Don’t You Dare Read This, Mrs. Dunphrey: Frequently Asked Questions

Note: My answers may contain some spoilers for the book—please don’t read this if you haven’t finished the book!

How did you get the idea for this book?
Several years ago when I was working as a reporter for a newspaper in Indianapolis, I worked on a series of stories about how the state of Indiana helped—or didn’t help—kids in need. This was a large series involving several reporters; my part of the series was to look at the child welfare system set up to intervene when kids were abused or neglected. As part of my reporting, I interviewed several teenagers who had become wards of the state because their parents were unable or unwilling or just too messed up to take care of them themselves. The stories these kids told me were heart-breaking, and they haunted me for a long time afterward.

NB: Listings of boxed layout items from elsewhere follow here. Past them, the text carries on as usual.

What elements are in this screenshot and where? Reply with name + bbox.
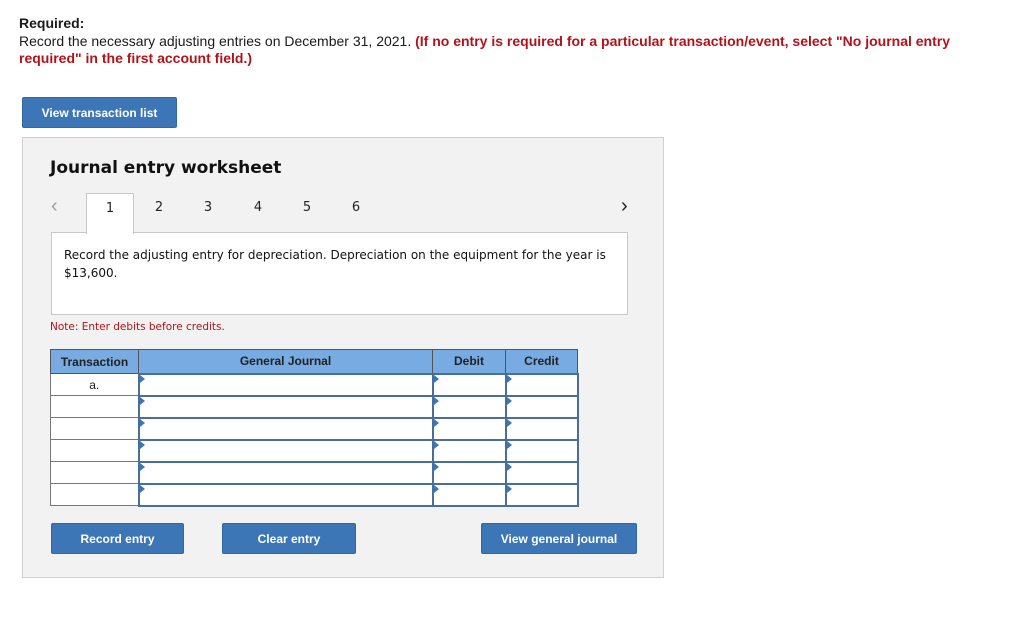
header-credit: Credit bbox=[505, 349, 578, 374]
required-label: Required: bbox=[19, 15, 85, 31]
header-transaction: Transaction bbox=[50, 349, 139, 374]
transaction-cell bbox=[50, 461, 139, 484]
credit-input[interactable] bbox=[506, 374, 577, 395]
credit-input[interactable] bbox=[506, 418, 577, 439]
transaction-cell bbox=[50, 395, 139, 418]
debits-note: Note: Enter debits before credits. bbox=[50, 321, 225, 333]
account-select[interactable] bbox=[139, 484, 432, 505]
transaction-cell bbox=[50, 417, 139, 440]
journal-table: Transaction General Journal Debit Credit… bbox=[50, 349, 579, 507]
debit-input[interactable] bbox=[433, 418, 505, 439]
transaction-cell bbox=[50, 483, 139, 506]
debit-input[interactable] bbox=[433, 462, 505, 483]
worksheet-title: Journal entry worksheet bbox=[50, 158, 282, 178]
chevron-right-icon[interactable]: › bbox=[621, 196, 628, 216]
debit-input[interactable] bbox=[433, 440, 505, 461]
instructions: Record the necessary adjusting entries o… bbox=[19, 33, 979, 67]
view-transaction-list-button[interactable]: View transaction list bbox=[22, 97, 177, 128]
table-row bbox=[50, 482, 579, 507]
tab-6[interactable]: 6 bbox=[332, 193, 380, 233]
tab-4[interactable]: 4 bbox=[234, 193, 282, 233]
table-row bbox=[50, 460, 579, 485]
record-entry-button[interactable]: Record entry bbox=[51, 523, 184, 554]
credit-input[interactable] bbox=[506, 484, 577, 505]
account-select[interactable] bbox=[139, 396, 432, 417]
table-row: a. bbox=[50, 372, 579, 397]
header-debit: Debit bbox=[432, 349, 506, 374]
view-general-journal-button[interactable]: View general journal bbox=[481, 523, 637, 554]
tab-1[interactable]: 1 bbox=[86, 193, 134, 234]
tab-2[interactable]: 2 bbox=[135, 193, 183, 233]
tab-3[interactable]: 3 bbox=[184, 193, 232, 233]
transaction-prompt: Record the adjusting entry for depreciat… bbox=[51, 232, 628, 315]
transaction-cell: a. bbox=[50, 373, 139, 396]
account-select[interactable] bbox=[139, 462, 432, 483]
credit-input[interactable] bbox=[506, 462, 577, 483]
credit-input[interactable] bbox=[506, 440, 577, 461]
account-select[interactable] bbox=[139, 418, 432, 439]
debit-input[interactable] bbox=[433, 396, 505, 417]
table-row bbox=[50, 416, 579, 441]
chevron-left-icon[interactable]: ‹ bbox=[51, 196, 58, 216]
transaction-cell bbox=[50, 439, 139, 462]
clear-entry-button[interactable]: Clear entry bbox=[222, 523, 356, 554]
tab-5[interactable]: 5 bbox=[283, 193, 331, 233]
debit-input[interactable] bbox=[433, 374, 505, 395]
table-row bbox=[50, 438, 579, 463]
account-select[interactable] bbox=[139, 374, 432, 395]
credit-input[interactable] bbox=[506, 396, 577, 417]
journal-entry-worksheet: Journal entry worksheet ‹ 1 2 3 4 5 6 › … bbox=[22, 137, 664, 578]
instruction-text: Record the necessary adjusting entries o… bbox=[19, 33, 416, 49]
debit-input[interactable] bbox=[433, 484, 505, 505]
table-row bbox=[50, 394, 579, 419]
account-select[interactable] bbox=[139, 440, 432, 461]
header-general-journal: General Journal bbox=[138, 349, 433, 374]
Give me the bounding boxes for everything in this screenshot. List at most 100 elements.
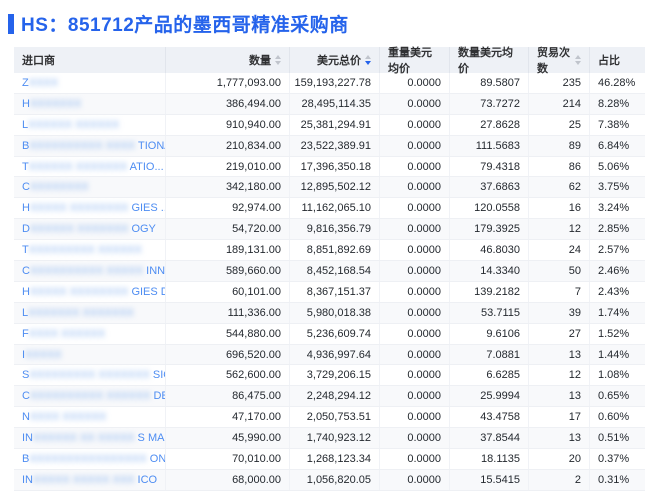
sort-caret-icon[interactable]: [275, 55, 281, 65]
qty-avg-price-cell: 14.3340: [450, 261, 529, 281]
trade-count-cell: 13: [529, 344, 590, 365]
importer-visible-prefix: C: [22, 390, 30, 403]
importer-link[interactable]: CXXXXXXXXXX XXXXXX DE ...: [22, 390, 165, 403]
table-row: N XXXX XXXXXX 47,170.00 2,050,753.51 0.00…: [14, 407, 645, 429]
importer-visible-prefix: H: [22, 97, 30, 110]
importer-redacted-text: XXXXXX XXXXXXX: [29, 223, 129, 236]
usd-total-cell: 8,367,151.37: [290, 281, 380, 302]
importer-visible-suffix: OGY: [128, 223, 156, 236]
importer-redacted-text: XXXXXXXXXX XXXXX: [29, 264, 144, 277]
importer-link[interactable]: H XXXXX XXXXXXXX GIES ...: [22, 202, 165, 214]
qty-avg-price-cell: 37.6863: [450, 177, 529, 198]
share-cell: 6.84%: [598, 139, 630, 152]
importer-link[interactable]: IN XXXXX XXXXX XXX ICO: [22, 474, 157, 486]
share-cell: 1.44%: [598, 348, 630, 361]
usd-total-cell: 5,980,018.38: [290, 302, 380, 323]
importer-link[interactable]: HXXXXX XXXXXXXX GIES D...: [22, 285, 165, 298]
sort-caret-icon[interactable]: [575, 55, 581, 65]
share-cell: 0.51%: [598, 432, 630, 445]
importer-link[interactable]: T XXXXXX XXXXXXX ATIO...: [22, 161, 164, 173]
share-cell: 0.31%: [598, 473, 630, 486]
importer-link[interactable]: T XXXXXXXXX XXXXXX: [22, 244, 142, 256]
table-row: C XXXXXXXX 342,180.00 12,895,502.12 0.000…: [14, 177, 645, 199]
importer-visible-prefix: C: [22, 181, 30, 194]
trade-count-cell: 235: [529, 73, 590, 93]
quantity-cell: 45,990.00: [166, 428, 290, 449]
trade-count-cell: 89: [529, 135, 590, 156]
trade-count-cell: 17: [529, 407, 590, 428]
table-row: HXXXXX XXXXXXXX GIES D... 60,101.00 8,36…: [14, 281, 645, 303]
importer-redacted-text: XXXXXX XXXXXXX: [28, 160, 128, 173]
qty-avg-price-cell: 120.0558: [450, 198, 529, 219]
importer-cell: BXXXXXXXXXX XXXX TIONAL: [14, 135, 166, 156]
quantity-cell: 219,010.00: [166, 156, 290, 177]
quantity-cell: 696,520.00: [166, 344, 290, 365]
column-header-label: 重量美元均价: [388, 47, 432, 75]
table-row: INXXXXXX XX XXXXX S MA... 45,990.00 1,74…: [14, 428, 645, 450]
quantity-cell: 111,336.00: [166, 302, 290, 323]
trade-count-cell: 62: [529, 177, 590, 198]
qty-avg-price-cell: 89.5807: [450, 73, 529, 93]
trade-count-cell: 50: [529, 261, 590, 281]
trade-count-cell: 13: [529, 386, 590, 407]
share-cell: 2.57%: [598, 244, 630, 257]
column-header-3: 重量美元均价: [380, 47, 450, 75]
importer-link[interactable]: D XXXXXX XXXXXXX OGY: [22, 223, 156, 235]
importer-cell: SXXXXXXXXX XXXXXXX SION...: [14, 365, 166, 386]
importer-redacted-text: XXXX: [28, 76, 59, 89]
share-cell: 7.38%: [598, 118, 630, 131]
importer-redacted-text: XXXXXXXXX XXXXXXX: [29, 369, 150, 382]
weight-avg-price-cell: 0.0000: [380, 135, 450, 156]
importer-link[interactable]: BXXXXXXXXXX XXXX TIONAL: [22, 140, 165, 152]
table-row: I XXXXX 696,520.00 4,936,997.64 0.0000 7.…: [14, 344, 645, 366]
importer-cell: BXXXXXXXXXXXXXXXX ONES...: [14, 449, 166, 469]
trade-count-cell: 12: [529, 219, 590, 240]
importer-link[interactable]: BXXXXXXXXXXXXXXXX ONES...: [22, 453, 165, 465]
importer-link[interactable]: Z XXXX: [22, 77, 58, 89]
table-row: BXXXXXXXXXXXXXXXX ONES... 70,010.00 1,26…: [14, 449, 645, 470]
importer-link[interactable]: INXXXXXX XX XXXXX S MA...: [22, 432, 165, 444]
share-cell: 3.24%: [598, 202, 630, 215]
importer-link[interactable]: H XXXXXXX: [22, 98, 81, 110]
weight-avg-price-cell: 0.0000: [380, 407, 450, 428]
page-title: HS：851712产品的墨西哥精准采购商: [21, 15, 349, 36]
quantity-cell: 562,600.00: [166, 365, 290, 386]
importer-visible-suffix: ICO: [134, 473, 158, 486]
importer-cell: L XXXXXX XXXXXX: [14, 114, 166, 135]
importer-cell: N XXXX XXXXXX: [14, 407, 166, 428]
qty-avg-price-cell: 111.5683: [450, 135, 529, 156]
column-header-1[interactable]: 数量: [166, 47, 290, 73]
trade-count-cell: 25: [529, 114, 590, 135]
usd-total-cell: 5,236,609.74: [290, 323, 380, 344]
table-body: Z XXXX 1,777,093.00 159,193,227.78 0.0000…: [14, 73, 645, 491]
sort-caret-icon[interactable]: [365, 55, 371, 65]
table-row: L XXXXXX XXXXXX 910,940.00 25,381,294.91 …: [14, 114, 645, 136]
importer-link[interactable]: I XXXXX: [22, 349, 62, 361]
table-row: T XXXXXXXXX XXXXXX 189,131.00 8,851,892.6…: [14, 240, 645, 262]
importer-visible-suffix: GIES D...: [131, 285, 165, 298]
table-row: CXXXXXXXXXX XXXXXX DE ... 86,475.00 2,24…: [14, 386, 645, 408]
quantity-cell: 910,940.00: [166, 114, 290, 135]
importer-link[interactable]: F XXXX XXXXXX: [22, 328, 105, 340]
qty-avg-price-cell: 9.6106: [450, 323, 529, 344]
importer-redacted-text: XXXXXXXXXX XXXXXX: [29, 390, 151, 403]
importer-link[interactable]: L XXXXXXX XXXXXXX: [22, 307, 134, 319]
weight-avg-price-cell: 0.0000: [380, 114, 450, 135]
importer-link[interactable]: N XXXX XXXXXX: [22, 411, 106, 423]
column-header-5[interactable]: 贸易次数: [529, 47, 590, 75]
importer-visible-prefix: F: [22, 327, 29, 340]
qty-avg-price-cell: 139.2182: [450, 281, 529, 302]
weight-avg-price-cell: 0.0000: [380, 177, 450, 198]
trade-count-cell: 7: [529, 281, 590, 302]
quantity-cell: 92,974.00: [166, 198, 290, 219]
importer-visible-suffix: SION...: [152, 369, 165, 382]
column-header-4: 数量美元均价: [450, 47, 529, 75]
importer-link[interactable]: C XXXXXXXX: [22, 181, 89, 193]
importer-link[interactable]: L XXXXXX XXXXXX: [22, 119, 119, 131]
table-row: H XXXXX XXXXXXXX GIES ... 92,974.00 11,16…: [14, 198, 645, 220]
importer-link[interactable]: SXXXXXXXXX XXXXXXX SION...: [22, 369, 165, 382]
importer-redacted-text: XXXXXXXX: [29, 181, 89, 194]
importer-link[interactable]: CXXXXXXXXXX XXXXX INN...: [22, 264, 165, 277]
weight-avg-price-cell: 0.0000: [380, 219, 450, 240]
column-header-2[interactable]: 美元总价: [290, 47, 380, 73]
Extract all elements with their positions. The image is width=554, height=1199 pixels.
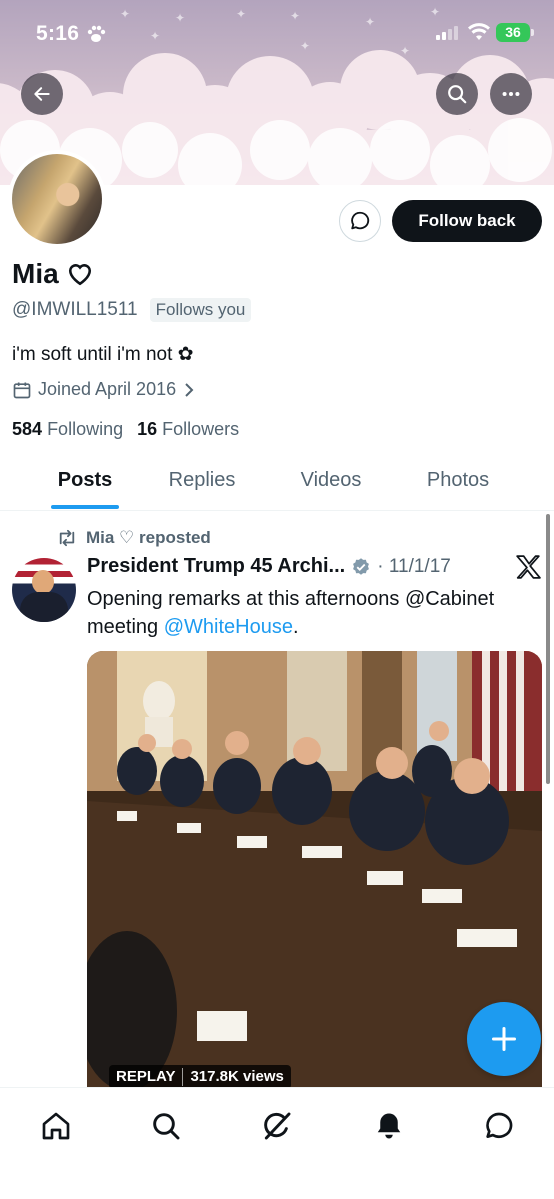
post-author-avatar[interactable] bbox=[12, 558, 76, 622]
nav-messages[interactable] bbox=[479, 1106, 519, 1146]
verified-badge-icon bbox=[353, 557, 370, 575]
post-date: · 11/1/17 bbox=[377, 555, 451, 577]
mention-link[interactable]: @WhiteHouse bbox=[164, 616, 293, 638]
avatar-face bbox=[32, 570, 54, 594]
message-button[interactable] bbox=[339, 200, 381, 242]
joined-text: Joined April 2016 bbox=[38, 379, 177, 399]
status-bar: 5:16 36 bbox=[0, 0, 554, 66]
follow-back-button[interactable]: Follow back bbox=[392, 200, 542, 242]
nav-search[interactable] bbox=[146, 1106, 186, 1146]
x-logo-icon bbox=[516, 555, 541, 579]
replay-label[interactable]: REPLAY bbox=[109, 1065, 182, 1087]
followers-link[interactable]: 16 Followers bbox=[137, 419, 239, 440]
follows-you-badge: Follows you bbox=[149, 298, 252, 322]
profile-name: Mia bbox=[12, 258, 59, 289]
arrow-left-icon bbox=[34, 87, 50, 101]
video-badge: REPLAY 317.8K views bbox=[109, 1065, 291, 1087]
nav-notifications[interactable] bbox=[369, 1106, 409, 1146]
tab-photos[interactable]: Photos bbox=[424, 455, 492, 510]
scrollbar[interactable] bbox=[546, 514, 550, 784]
compose-button[interactable] bbox=[467, 1002, 541, 1076]
profile-tabs: Posts Replies Videos Photos bbox=[0, 455, 554, 511]
profile-avatar[interactable] bbox=[8, 150, 106, 248]
more-horizontal-icon bbox=[502, 91, 520, 97]
following-label: Following bbox=[47, 419, 124, 439]
bottom-navigation bbox=[0, 1087, 554, 1199]
search-icon bbox=[448, 85, 467, 104]
repost-indicator: Mia ♡ reposted bbox=[56, 528, 211, 548]
followers-label: Followers bbox=[162, 419, 240, 439]
repost-icon bbox=[59, 529, 75, 547]
heart-icon bbox=[68, 264, 91, 286]
nav-home[interactable] bbox=[36, 1106, 76, 1146]
tab-posts[interactable]: Posts bbox=[0, 455, 170, 510]
profile-name-row: Mia bbox=[12, 258, 93, 290]
search-icon bbox=[153, 1113, 180, 1140]
home-icon bbox=[42, 1112, 70, 1140]
views-count: 317.8K views bbox=[190, 1068, 284, 1085]
grok-icon bbox=[264, 1112, 291, 1140]
battery-cap bbox=[531, 29, 534, 36]
chevron-right-icon[interactable] bbox=[182, 382, 196, 398]
notifications-icon bbox=[377, 1113, 401, 1139]
post-text-end: . bbox=[292, 616, 299, 638]
handle-row: @IMWILL1511 Follows you bbox=[12, 298, 252, 322]
wifi-icon bbox=[468, 23, 490, 46]
following-link[interactable]: 584 Following bbox=[12, 419, 123, 440]
calendar-icon bbox=[13, 382, 31, 398]
paw-icon bbox=[86, 24, 106, 49]
cellular-signal-icon bbox=[436, 26, 458, 45]
messages-icon bbox=[486, 1112, 513, 1138]
nav-grok[interactable] bbox=[257, 1106, 297, 1146]
following-count: 584 bbox=[12, 419, 43, 439]
more-button[interactable] bbox=[490, 73, 532, 115]
battery-indicator: 36 bbox=[496, 23, 530, 42]
active-tab-indicator bbox=[51, 505, 119, 509]
post-author-name[interactable]: President Trump 45 Archi... bbox=[87, 555, 345, 578]
message-icon bbox=[351, 211, 370, 230]
tab-replies[interactable]: Replies bbox=[166, 455, 238, 510]
repost-label: Mia ♡ reposted bbox=[86, 528, 211, 547]
post-text: Opening remarks at this afternoons @Cabi… bbox=[87, 585, 542, 641]
follow-counts: 584 Following 16 Followers bbox=[12, 419, 239, 440]
post-header: President Trump 45 Archi... · 11/1/17 bbox=[87, 555, 451, 578]
status-time: 5:16 bbox=[36, 22, 80, 45]
profile-handle: @IMWILL1511 bbox=[12, 299, 138, 320]
followers-count: 16 bbox=[137, 419, 158, 439]
profile-bio: i'm soft until i'm not ✿ bbox=[12, 344, 194, 365]
avatar-image bbox=[12, 154, 102, 244]
search-button[interactable] bbox=[436, 73, 478, 115]
joined-date: Joined April 2016 bbox=[12, 379, 196, 400]
back-button[interactable] bbox=[21, 73, 63, 115]
plus-icon bbox=[491, 1026, 517, 1052]
tab-videos[interactable]: Videos bbox=[238, 455, 424, 510]
avatar-suit bbox=[20, 592, 68, 622]
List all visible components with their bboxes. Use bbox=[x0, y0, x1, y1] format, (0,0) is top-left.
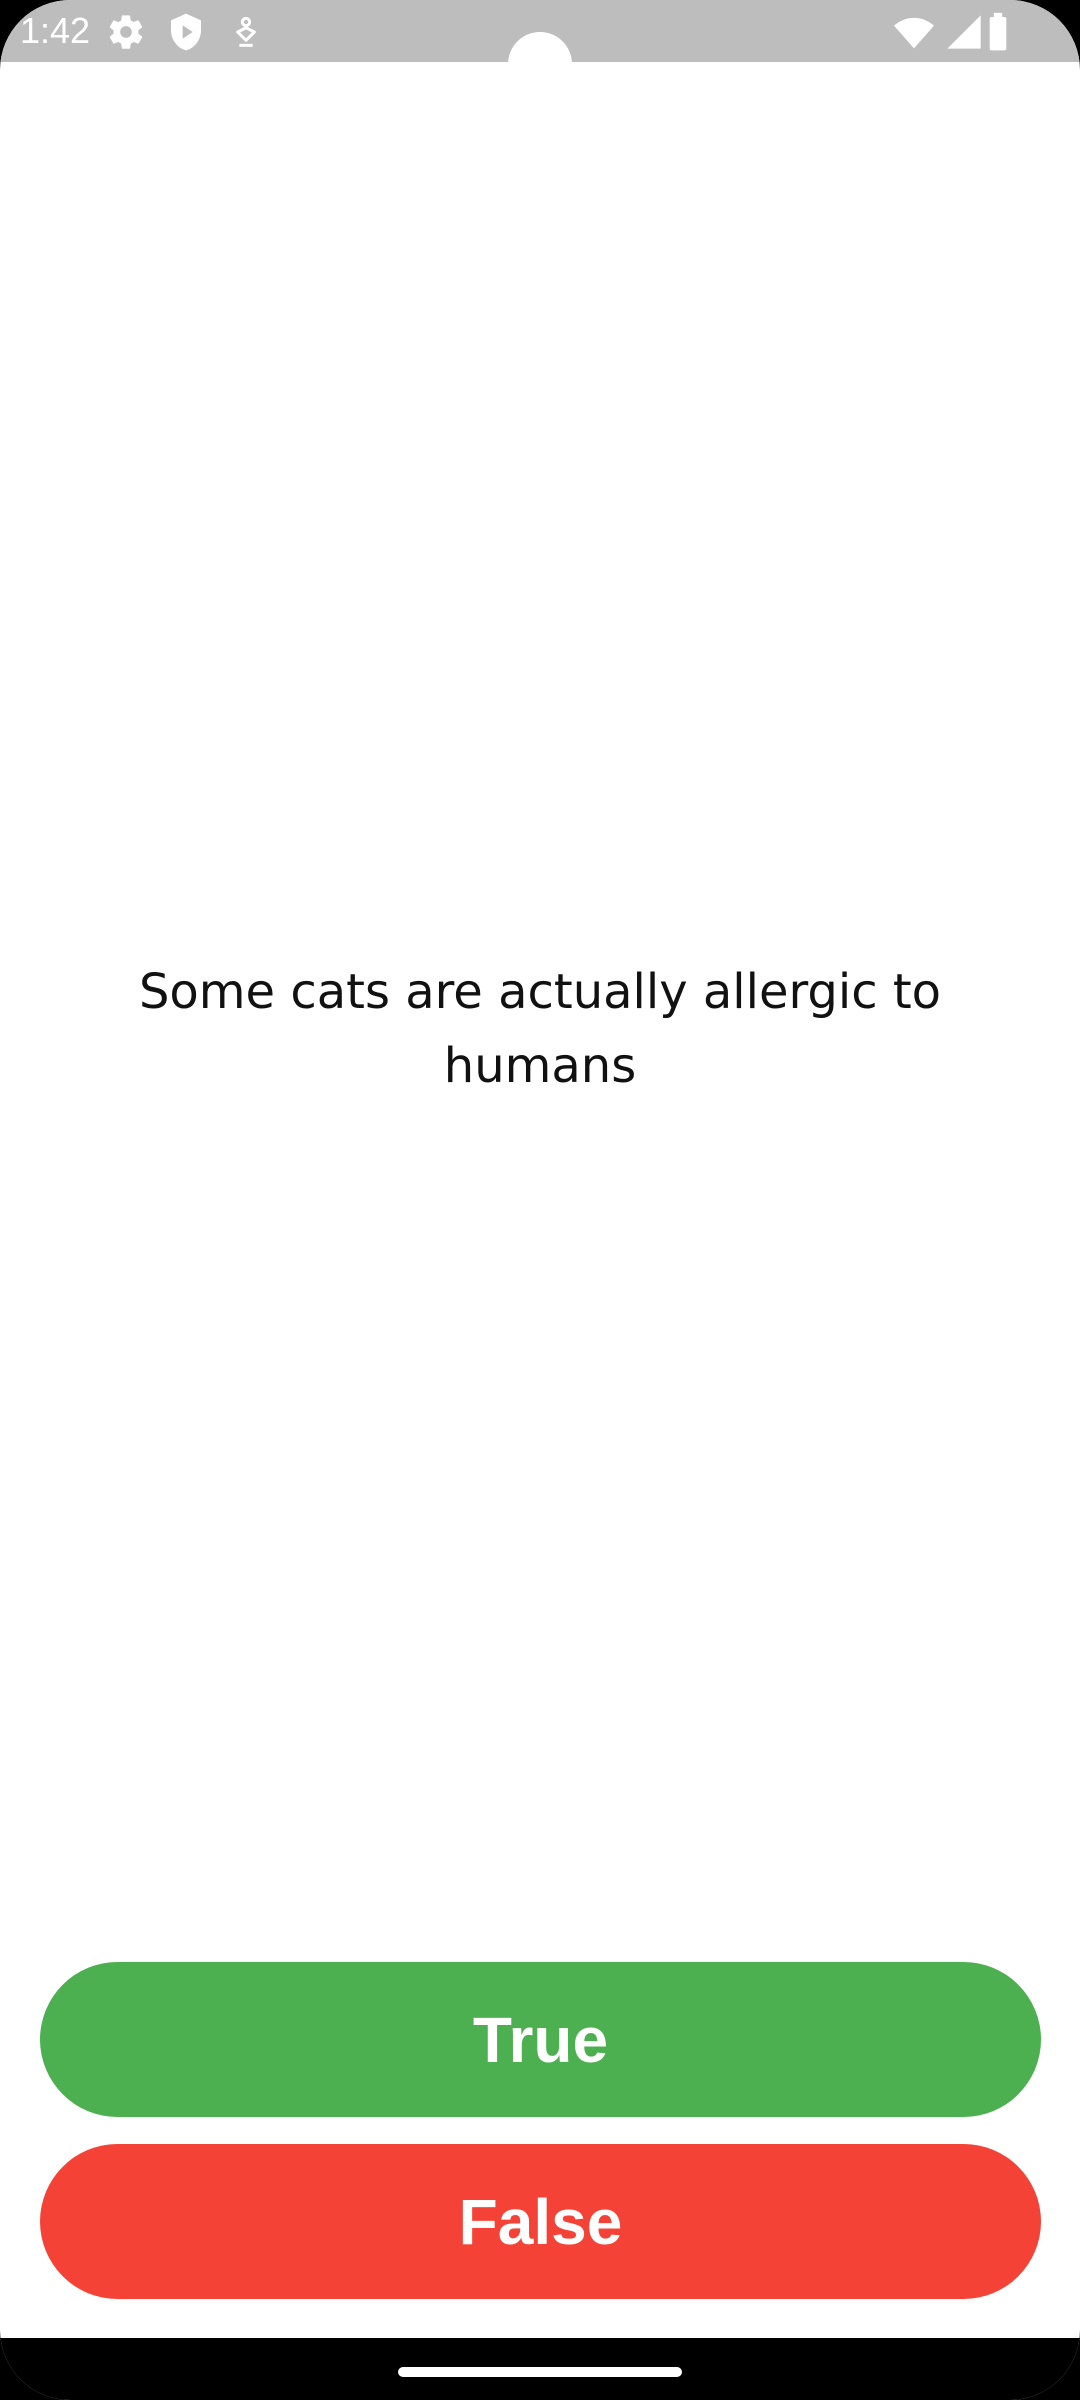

I tend to turn things that bother me into fiction, so even as I was writing the “true” stories for the newspaper, I started imagining a fictional teenager, Tish, who wasn’t exactly like any of the real kids I interviewed, but who had a similarly troubled life. I wrote the first version of Tish’s tale as a short story with a really stupid title—I think it was called something like, “The Big-haired Girl Crochets.”

Later on, I left newspaper reporting and taught briefly at a community college. Like Mrs. Dunphrey, I required my students to keep regular journals, but told them that they could mark passages that they wanted to keep private, and I would only check to make sure that they were writing. I was stunned when many of my students wrote about very private matters—suicide, unwanted pregnancy, abortion, mental illness—and yet didn’t mark those entries, “Don’t read.” I realized that, for some of my students, the journals became their only way to make a cry for help. I did everything I could for these students, but felt very frustrated that in most cases, all I could do was refer them to someone else. This also haunted me.

Eventually I began wondering what kind of journal Tish would keep if she was forced to keep one for school. The title, “Don’t You Dare Read This, Mrs. Dunphrey” jumped into my mind. (Much better than “The Big-Haired Girl Crochets,” right?)

Is the story based on anything in your real life?
I feel very lucky that I did not have a childhood like Tish’s.  My parents actually like it a lot when I emphasize that they are nothing like Tish’s parents.